Secondly, the sample size and representation is modest. This might explain why there was not a greater relationship between demographic variables and predictors of antibiotic use behaviours. A replication of this study with a larger and more representative sample would add to the value of the AUQ. Related to this, the questionnaire was distributed to an Australian sample and may not generalise to other nations or cultures. Further research is needed to determine whether the relationships identified in this study are replicated in other international samples.

Finally, the utility of the study in informing intervention programs needs to be tested. This relates in particular to the verification of antibiotic use intent, and actual antibiotic use behaviours. Application of the AUQ to a population cohort and an informed intervention based on the identified drivers of antibiotic use behaviours is required.

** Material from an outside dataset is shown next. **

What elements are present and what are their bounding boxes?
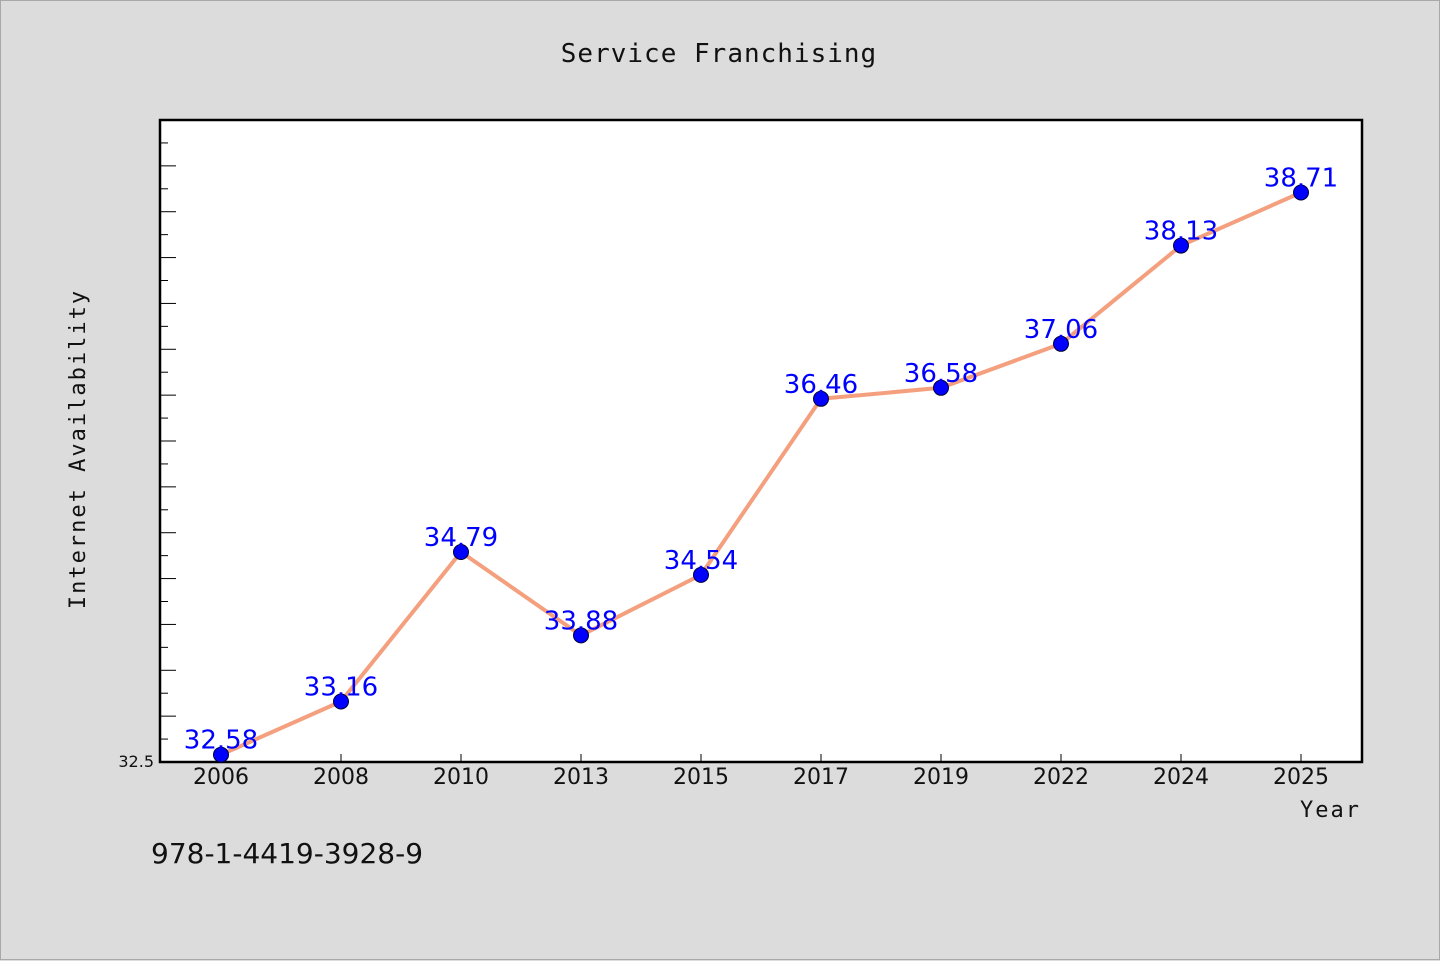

This study successfully developed and validated an original, theory driven tool which assesses factors influencing community antibiotic use and misuse. Notwithstanding the above mentioned limitations, the research highlights the pervasive influence that people-driven factors have upon antibiotic-use behaviours, likely contributing to the growth of AMR on a widespread scale. Furthermore, these findings have implications for the development of sustainable, multi-dimensional interventions that reflect the multitude of factors influencing antibiotic misuse. While AMR is a multifactorial problem requiring intervention at many levels of policy, drug discovery, and molecular biology, the role of end-point users, consumers, is a vital component of the worldwide effort to address AMR.